Qu’est-ce qu’un logiciel de caisse sécurisé ?

Un logiciel de caisse sécurisé permet le traitement informatique des données saisies sur la caisse enregistreuse.

Pour qu’il soit certifié sécurisé, le logiciel doit satisfaire « à des conditions d’inaltérabilité, de sécurisation, de conservation et d’archivage des données ». Il doit empêcher la dissimulation d’opérations après leur enregistrement. Une fois saisie, une opération ne peut plus être modifiée sans laisser de trace.

Comment s’assurer que son logiciel de caisse répond à ces obligations ?

Certains logiciels et systèmes de caisse peuvent ne pas répondre à ces exigences. Soit parce qu’ils sont trop anciens, soit parce qu’ils ne sont pas évolutifs.
Si le logiciel est évolutif, une mise à jour (qui peut être prévue dans le contrat de maintenance) suffira.

D’ores et déjà le test de certaines fonctionnalités permet de vérifier si le logiciel répond aux obligations citées ci-dessus. S’il permet de :

  • Réaliser un abandon de saisie de vente
  • Supprimer une ligne de ticket au cours d’une saisie
  • Enregistrer la vente à une autre date que celle du jour
  • Annuler l’intégralité ou une partie d’un ticket encaissé

Et si aucune trace de ces opérations n’est consignée dans un fichier non modifiable, le logiciel de caisse ne répond pas aux exigences de sécurisation.

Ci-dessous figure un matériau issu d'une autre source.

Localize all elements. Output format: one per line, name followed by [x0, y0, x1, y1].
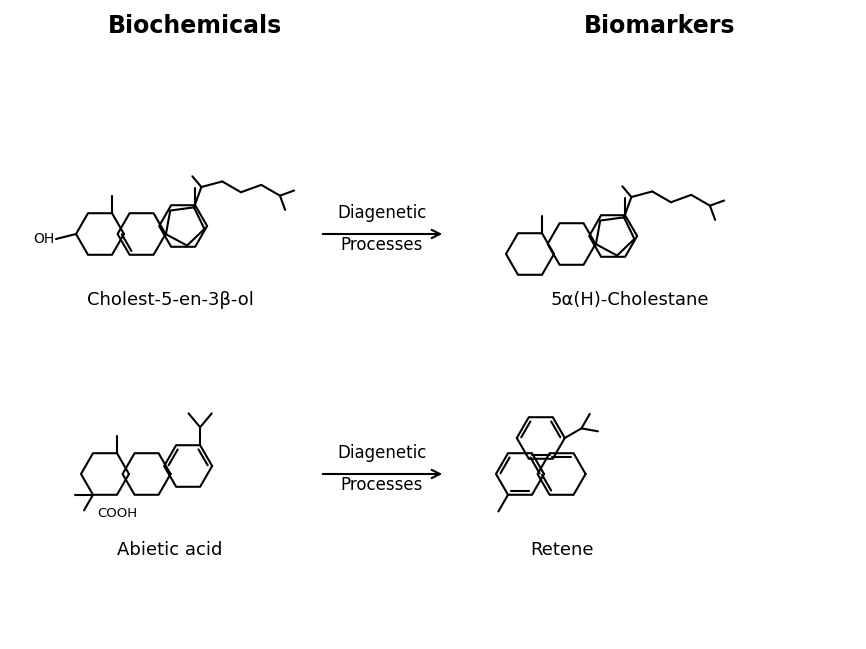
Text: Retene: Retene [530, 541, 593, 559]
Text: OH: OH [33, 232, 54, 246]
Text: Processes: Processes [341, 476, 423, 494]
Text: Diagenetic: Diagenetic [338, 204, 427, 222]
Text: COOH: COOH [97, 507, 137, 520]
Text: Processes: Processes [341, 236, 423, 254]
Text: Abietic acid: Abietic acid [117, 541, 223, 559]
Text: Cholest-5-en-3β-ol: Cholest-5-en-3β-ol [87, 291, 254, 309]
Text: Biomarkers: Biomarkers [585, 14, 736, 38]
Text: Biochemicals: Biochemicals [108, 14, 282, 38]
Text: 5α(H)-Cholestane: 5α(H)-Cholestane [551, 291, 709, 309]
Text: Diagenetic: Diagenetic [338, 444, 427, 462]
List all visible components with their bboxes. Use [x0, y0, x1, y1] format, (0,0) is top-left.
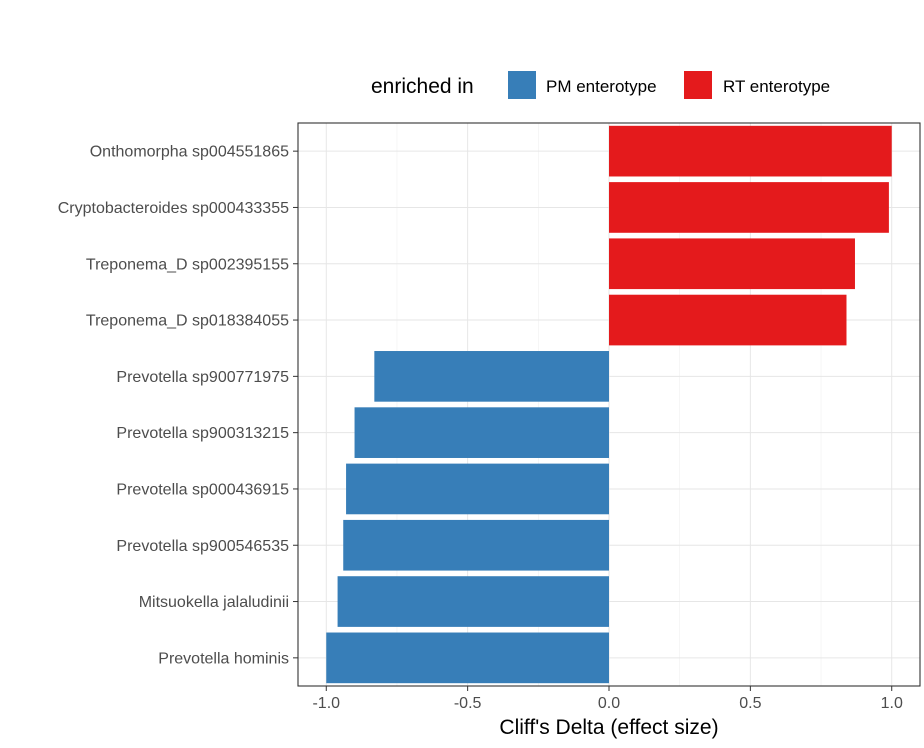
y-tick-label: Onthomorpha sp004551865 [90, 144, 289, 161]
y-tick-label: Treponema_D sp018384055 [86, 313, 289, 330]
legend-swatch-rt [684, 71, 712, 99]
x-axis-title: Cliff's Delta (effect size) [499, 716, 718, 739]
bar [326, 632, 609, 684]
x-tick-label: 1.0 [881, 695, 903, 712]
bar [609, 294, 847, 346]
bar [609, 182, 889, 233]
legend-label-pm: PM enterotype [546, 77, 657, 96]
legend-label-rt: RT enterotype [723, 77, 830, 96]
legend-title: enriched in [371, 75, 474, 98]
y-tick-label: Prevotella sp900546535 [116, 538, 289, 555]
y-tick-label: Prevotella sp000436915 [116, 481, 289, 498]
bar [354, 407, 609, 458]
y-tick-label: Prevotella sp900771975 [116, 369, 289, 386]
y-tick-label: Mitsuokella jalaludinii [139, 594, 289, 611]
legend: enriched in PM enterotype RT enterotype [371, 71, 830, 99]
x-tick-label: -0.5 [454, 695, 482, 712]
bar [337, 576, 609, 627]
bar [609, 238, 855, 290]
x-tick-label: 0.5 [739, 695, 761, 712]
bars [326, 125, 892, 684]
y-tick-label: Cryptobacteroides sp000433355 [58, 200, 289, 217]
bar [374, 351, 609, 402]
legend-swatch-pm [508, 71, 536, 99]
bar [343, 519, 609, 571]
y-tick-label: Treponema_D sp002395155 [86, 256, 289, 273]
x-axis: -1.0 -0.5 0.0 0.5 1.0 [312, 686, 903, 712]
y-tick-label: Prevotella sp900313215 [116, 425, 289, 442]
y-axis: Onthomorpha sp004551865 Cryptobacteroides… [58, 144, 298, 667]
x-tick-label: -1.0 [312, 695, 340, 712]
bar [346, 463, 609, 515]
bar [609, 125, 892, 177]
x-tick-label: 0.0 [598, 695, 620, 712]
y-tick-label: Prevotella hominis [158, 650, 289, 667]
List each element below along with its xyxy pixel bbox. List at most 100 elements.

Comment prouver que son logiciel est certifié ?

Chaque possesseur de logiciel de caisse certifié devra, en cas de contrôle, produire un certificat délivré par un organisme accrédité. Il peut s’agir également d’ une attestation officielle délivrée par l’éditeur prouvant que son logiciel répond aux exigences de sécurisation.

Quels seront les risques encourus ?

La loi de finances prévoit que les commerçants qui ne pourront pas fournir un certificat lors d’un contrôle par les services fiscaux seront passibles d’une amende de 7500 euros et ce par système ou logiciel non certifié. Ils auront par ailleurs 60 jours pour s’équiper.